Our seven hour tour included a guided hike through secluded jungle ruins. And adventure into an underground Mayan passageway built in 300 BC (where we got up close and personal with some fruit bats). We then went into the jungle on the Mayan reservation where we tasted edible roots, burned Copal bark, and burned dead termite mounds as a bug repellent. In the middle of the jungle walk was a 17 metre lookout tower where you could see over the tree top canopy. The end of our hike took us to the edge of a shallow, turquoise fresh water limestone lake. After a snack and washroom break we were taken in boats through the 1000 year old man made canal used for trade routes, across another lake and to the edge of a flowing river. Amidst tiny fish hiding in the mangrove roots, we donned life jackets and floated effortlessly three kilometers in a magical natural water ride. A crocodile-free area (the water is so clear that the croc’s avoid it as they can’t hunt effectively in the visibility), the river flowed at four kilometers an hour for 28 kilometers to the sea. During our section of the river we saw vultures, a variety of multi-coloured song birds, and tropical fish. We got out of the water to a hot, beautifully presented Mexican lunch, and then we piled into the van for the short drive to the cenote.

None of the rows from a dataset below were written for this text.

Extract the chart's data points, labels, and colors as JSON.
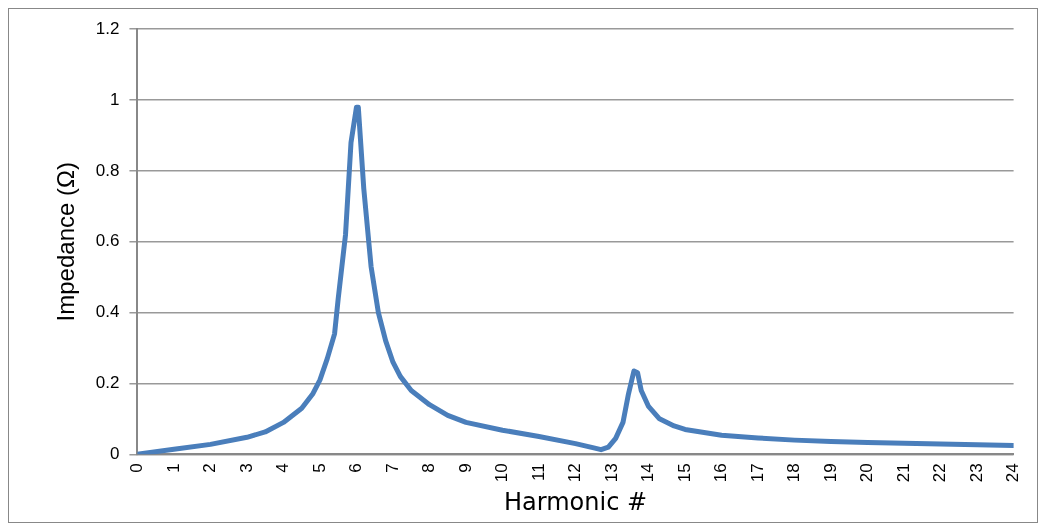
{
  "chart_data": {
    "type": "line",
    "xlabel": "Harmonic #",
    "ylabel": "Impedance (Ω)",
    "xlim": [
      0,
      24
    ],
    "xticks": [
      0,
      1,
      2,
      3,
      4,
      5,
      6,
      7,
      8,
      9,
      10,
      11,
      12,
      13,
      14,
      15,
      16,
      17,
      18,
      19,
      20,
      21,
      22,
      23,
      24
    ],
    "ylim": [
      0,
      1.2
    ],
    "yticks": [
      0,
      0.2,
      0.4,
      0.6,
      0.8,
      1,
      1.2
    ],
    "grid": "y",
    "legend": false,
    "marker": "none",
    "line_style": "solid",
    "x": [
      0,
      0.25,
      1,
      2,
      3,
      3.5,
      4,
      4.5,
      4.8,
      5,
      5.2,
      5.4,
      5.5,
      5.7,
      5.85,
      6,
      6.05,
      6.2,
      6.4,
      6.6,
      6.8,
      7,
      7.2,
      7.5,
      8,
      8.5,
      9,
      10,
      11,
      12,
      12.5,
      12.7,
      12.9,
      13.1,
      13.3,
      13.45,
      13.6,
      13.7,
      13.8,
      14,
      14.3,
      14.7,
      15,
      16,
      17,
      18,
      19,
      20,
      21,
      22,
      23,
      24
    ],
    "series": [
      {
        "color": "#4a7ebb",
        "values": [
          0,
          0.004,
          0.014,
          0.028,
          0.048,
          0.063,
          0.09,
          0.13,
          0.17,
          0.21,
          0.27,
          0.34,
          0.44,
          0.62,
          0.88,
          0.98,
          0.98,
          0.75,
          0.53,
          0.4,
          0.32,
          0.26,
          0.22,
          0.18,
          0.14,
          0.11,
          0.09,
          0.068,
          0.05,
          0.03,
          0.018,
          0.013,
          0.02,
          0.045,
          0.09,
          0.17,
          0.235,
          0.23,
          0.18,
          0.135,
          0.1,
          0.08,
          0.07,
          0.054,
          0.046,
          0.04,
          0.036,
          0.033,
          0.031,
          0.029,
          0.027,
          0.025
        ]
      }
    ]
  }
}
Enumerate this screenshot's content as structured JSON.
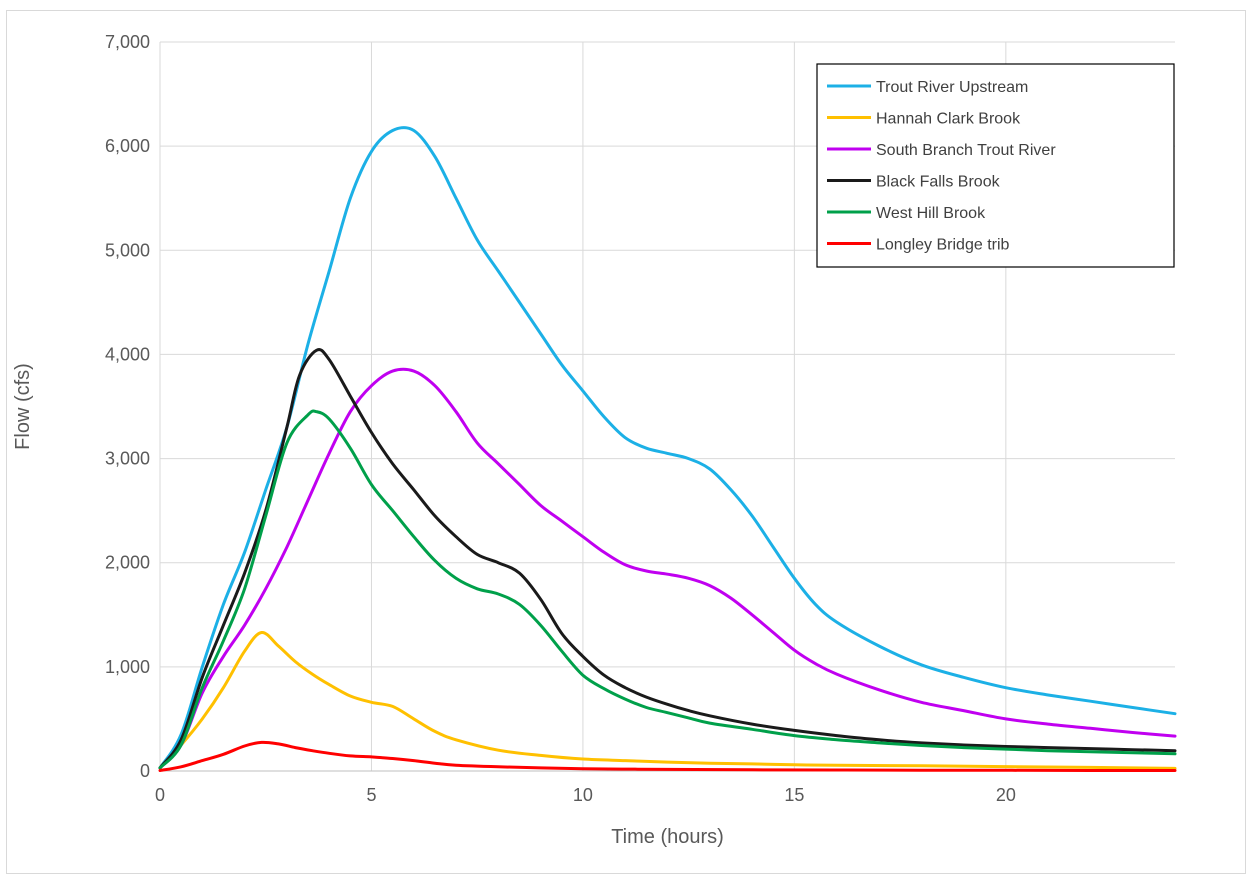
{
  "chart_data": {
    "type": "line",
    "title": "",
    "xlabel": "Time (hours)",
    "ylabel": "Flow (cfs)",
    "xlim": [
      0,
      24
    ],
    "ylim": [
      0,
      7000
    ],
    "x_ticks": [
      0,
      5,
      10,
      15,
      20
    ],
    "x_tick_labels": [
      "0",
      "5",
      "10",
      "15",
      "20"
    ],
    "y_ticks": [
      0,
      1000,
      2000,
      3000,
      4000,
      5000,
      6000,
      7000
    ],
    "y_tick_labels": [
      "0",
      "1,000",
      "2,000",
      "3,000",
      "4,000",
      "5,000",
      "6,000",
      "7,000"
    ],
    "grid": true,
    "legend_position": "top-right",
    "series": [
      {
        "name": "Trout River Upstream",
        "color": "#1cb0e6",
        "points": [
          [
            0,
            30
          ],
          [
            0.5,
            350
          ],
          [
            1,
            1000
          ],
          [
            1.5,
            1600
          ],
          [
            2,
            2100
          ],
          [
            2.5,
            2700
          ],
          [
            3,
            3300
          ],
          [
            3.5,
            4100
          ],
          [
            4,
            4800
          ],
          [
            4.5,
            5500
          ],
          [
            5,
            5950
          ],
          [
            5.5,
            6150
          ],
          [
            6,
            6150
          ],
          [
            6.5,
            5900
          ],
          [
            7,
            5500
          ],
          [
            7.5,
            5100
          ],
          [
            8,
            4800
          ],
          [
            8.5,
            4500
          ],
          [
            9,
            4200
          ],
          [
            9.5,
            3900
          ],
          [
            10,
            3650
          ],
          [
            10.5,
            3400
          ],
          [
            11,
            3200
          ],
          [
            11.5,
            3100
          ],
          [
            12,
            3050
          ],
          [
            12.5,
            3000
          ],
          [
            13,
            2900
          ],
          [
            13.5,
            2700
          ],
          [
            14,
            2450
          ],
          [
            14.5,
            2150
          ],
          [
            15,
            1850
          ],
          [
            15.5,
            1600
          ],
          [
            16,
            1430
          ],
          [
            17,
            1200
          ],
          [
            18,
            1020
          ],
          [
            19,
            900
          ],
          [
            20,
            800
          ],
          [
            21,
            730
          ],
          [
            22,
            670
          ],
          [
            23,
            610
          ],
          [
            24,
            550
          ]
        ]
      },
      {
        "name": "Hannah Clark Brook",
        "color": "#ffc000",
        "points": [
          [
            0,
            30
          ],
          [
            0.5,
            250
          ],
          [
            1,
            500
          ],
          [
            1.5,
            800
          ],
          [
            2,
            1150
          ],
          [
            2.4,
            1330
          ],
          [
            2.8,
            1200
          ],
          [
            3.2,
            1050
          ],
          [
            3.6,
            930
          ],
          [
            4,
            830
          ],
          [
            4.5,
            720
          ],
          [
            5,
            660
          ],
          [
            5.5,
            620
          ],
          [
            6,
            500
          ],
          [
            6.5,
            380
          ],
          [
            7,
            300
          ],
          [
            8,
            200
          ],
          [
            9,
            150
          ],
          [
            10,
            115
          ],
          [
            11,
            100
          ],
          [
            12,
            85
          ],
          [
            13,
            75
          ],
          [
            14,
            68
          ],
          [
            15,
            60
          ],
          [
            16,
            55
          ],
          [
            18,
            50
          ],
          [
            20,
            42
          ],
          [
            22,
            35
          ],
          [
            24,
            25
          ]
        ]
      },
      {
        "name": "South Branch Trout River",
        "color": "#c000f0",
        "points": [
          [
            0,
            30
          ],
          [
            0.5,
            250
          ],
          [
            1,
            750
          ],
          [
            1.5,
            1100
          ],
          [
            2,
            1400
          ],
          [
            2.5,
            1750
          ],
          [
            3,
            2150
          ],
          [
            3.5,
            2600
          ],
          [
            4,
            3050
          ],
          [
            4.5,
            3450
          ],
          [
            5,
            3700
          ],
          [
            5.5,
            3840
          ],
          [
            6,
            3840
          ],
          [
            6.5,
            3700
          ],
          [
            7,
            3450
          ],
          [
            7.5,
            3150
          ],
          [
            8,
            2950
          ],
          [
            8.5,
            2750
          ],
          [
            9,
            2550
          ],
          [
            9.5,
            2400
          ],
          [
            10,
            2250
          ],
          [
            10.5,
            2100
          ],
          [
            11,
            1980
          ],
          [
            11.5,
            1920
          ],
          [
            12,
            1890
          ],
          [
            12.5,
            1850
          ],
          [
            13,
            1780
          ],
          [
            13.5,
            1660
          ],
          [
            14,
            1500
          ],
          [
            14.5,
            1330
          ],
          [
            15,
            1160
          ],
          [
            15.5,
            1030
          ],
          [
            16,
            930
          ],
          [
            17,
            780
          ],
          [
            18,
            660
          ],
          [
            19,
            580
          ],
          [
            20,
            500
          ],
          [
            21,
            450
          ],
          [
            22,
            410
          ],
          [
            23,
            370
          ],
          [
            24,
            335
          ]
        ]
      },
      {
        "name": "Black Falls Brook",
        "color": "#1a1a1a",
        "points": [
          [
            0,
            30
          ],
          [
            0.5,
            300
          ],
          [
            1,
            900
          ],
          [
            1.5,
            1400
          ],
          [
            2,
            1900
          ],
          [
            2.5,
            2500
          ],
          [
            3,
            3300
          ],
          [
            3.3,
            3800
          ],
          [
            3.7,
            4040
          ],
          [
            4,
            3950
          ],
          [
            4.5,
            3600
          ],
          [
            5,
            3250
          ],
          [
            5.5,
            2950
          ],
          [
            6,
            2700
          ],
          [
            6.5,
            2450
          ],
          [
            7,
            2250
          ],
          [
            7.5,
            2080
          ],
          [
            8,
            2000
          ],
          [
            8.5,
            1900
          ],
          [
            9,
            1650
          ],
          [
            9.5,
            1320
          ],
          [
            10,
            1100
          ],
          [
            10.5,
            920
          ],
          [
            11,
            800
          ],
          [
            11.5,
            710
          ],
          [
            12,
            640
          ],
          [
            12.5,
            580
          ],
          [
            13,
            530
          ],
          [
            14,
            450
          ],
          [
            15,
            390
          ],
          [
            16,
            340
          ],
          [
            17,
            300
          ],
          [
            18,
            270
          ],
          [
            19,
            250
          ],
          [
            20,
            235
          ],
          [
            21,
            225
          ],
          [
            22,
            215
          ],
          [
            23,
            205
          ],
          [
            24,
            195
          ]
        ]
      },
      {
        "name": "West Hill Brook",
        "color": "#00a04a",
        "points": [
          [
            0,
            30
          ],
          [
            0.5,
            250
          ],
          [
            1,
            800
          ],
          [
            1.5,
            1250
          ],
          [
            2,
            1750
          ],
          [
            2.5,
            2450
          ],
          [
            3,
            3150
          ],
          [
            3.5,
            3420
          ],
          [
            3.7,
            3450
          ],
          [
            4,
            3380
          ],
          [
            4.5,
            3100
          ],
          [
            5,
            2750
          ],
          [
            5.5,
            2500
          ],
          [
            6,
            2250
          ],
          [
            6.5,
            2020
          ],
          [
            7,
            1850
          ],
          [
            7.5,
            1750
          ],
          [
            8,
            1700
          ],
          [
            8.5,
            1600
          ],
          [
            9,
            1400
          ],
          [
            9.5,
            1150
          ],
          [
            10,
            920
          ],
          [
            10.5,
            790
          ],
          [
            11,
            690
          ],
          [
            11.5,
            610
          ],
          [
            12,
            560
          ],
          [
            12.5,
            510
          ],
          [
            13,
            460
          ],
          [
            14,
            400
          ],
          [
            15,
            340
          ],
          [
            16,
            300
          ],
          [
            17,
            270
          ],
          [
            18,
            245
          ],
          [
            19,
            225
          ],
          [
            20,
            210
          ],
          [
            21,
            195
          ],
          [
            22,
            185
          ],
          [
            23,
            175
          ],
          [
            24,
            165
          ]
        ]
      },
      {
        "name": "Longley Bridge trib",
        "color": "#ff0000",
        "points": [
          [
            0,
            5
          ],
          [
            0.5,
            40
          ],
          [
            1,
            100
          ],
          [
            1.5,
            160
          ],
          [
            2,
            240
          ],
          [
            2.4,
            275
          ],
          [
            2.8,
            260
          ],
          [
            3.2,
            225
          ],
          [
            3.6,
            195
          ],
          [
            4,
            170
          ],
          [
            4.5,
            145
          ],
          [
            5,
            135
          ],
          [
            5.5,
            120
          ],
          [
            6,
            100
          ],
          [
            6.5,
            75
          ],
          [
            7,
            55
          ],
          [
            8,
            40
          ],
          [
            9,
            30
          ],
          [
            10,
            22
          ],
          [
            11,
            18
          ],
          [
            12,
            15
          ],
          [
            14,
            12
          ],
          [
            16,
            10
          ],
          [
            18,
            8
          ],
          [
            20,
            7
          ],
          [
            22,
            5
          ],
          [
            24,
            5
          ]
        ]
      }
    ]
  }
}
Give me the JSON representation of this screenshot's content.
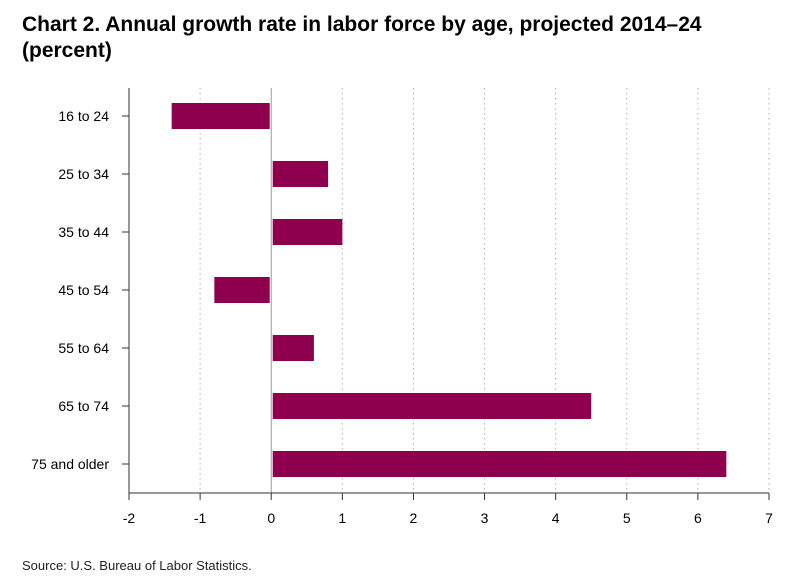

A cenote is an underwater sinkhole. A freshwater entrance to the Yucatan’s underwater river system. The Mayans feel that the Cenotes are magical, enigmatic and unique in the world. They were once the only resource for fresh, safe water in the local Yucatan jungle. There are over 3,000 cenotes in the Yucatan peninsula, with only 1,400 of them documented. They are all different, and the one we visited was like a small, clear lake filled with fish. It was like swimming in your fish tank. We were able to snorkel, and see the entrance to the underwater caves that are so popular with divers.

Although Azulik’s private villas are adult only, both Zahra and Copal welcomed children. There wasn’t the typical children’s activities, but older kids would have loved the Sian Ka’an tour. As well, with local excursians that include a reptile zoo, manatee and dolphin feeding tours and more cenote caves that include some of the world’s most spectacular stalactites and stalagmites, there are many adventures to keep the kids (and adults) from being bored.